Just as it is clear to all of us that mankind is facing great upheavals, it is equally clear that we must question outmoded structures and ways of thinking, and open ourselves to that which is new. And just as a Monteverdi, a Jobs, an Abramović, and even an Akimoto did, so too does Kazuo Kiuchi, who has since become one of the most important researchers within that wondrous realm of the cultural technology of musical reproduction. Mr.
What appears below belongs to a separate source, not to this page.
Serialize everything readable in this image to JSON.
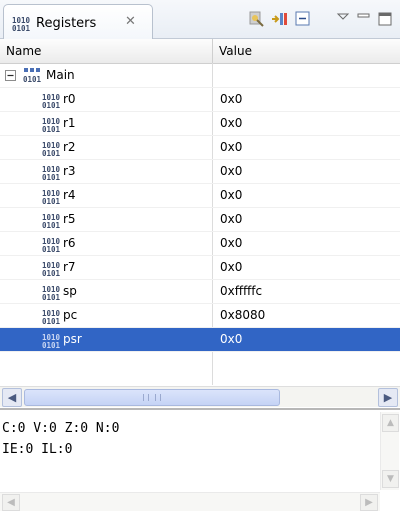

Kiuchi’s products are more often than not a source of amazement, whether it’s those small Harmonix room tuning discs that vastly improved my listening room (his latest version of these recently delivered impressive results within this publisher’s own listening room), or tuning bases no larger than a cent piece that aided the venerable Martin Logan CLS IIs to a much-improved bass, or the RF-999 spike bases which elevated the Jadis JD1 MK II CD transport to a fresh level of sound.

 

 

This is why I was not all that surprised when, while visiting this esteemed fan of vacuum tubes and his local Germany partner, Virgil Warren, at this year’s HIGH END show, the two were demonstrating a new solid-state power amplifier instead of that immaculate PAT-777 300B tube amplifier.
To be sure, I was curious about this new KAP-777, but not that curious. It was clear that Kiuchi-san would be able to draw from it enough power to allow his Bravo speakers to finally accommodate larger rooms and spaces, and there was no doubt whatsoever in my mind that this Japanese gentlemen with his incorruptible ears would manage to create nothing less than a remarkably good transistor amplifier.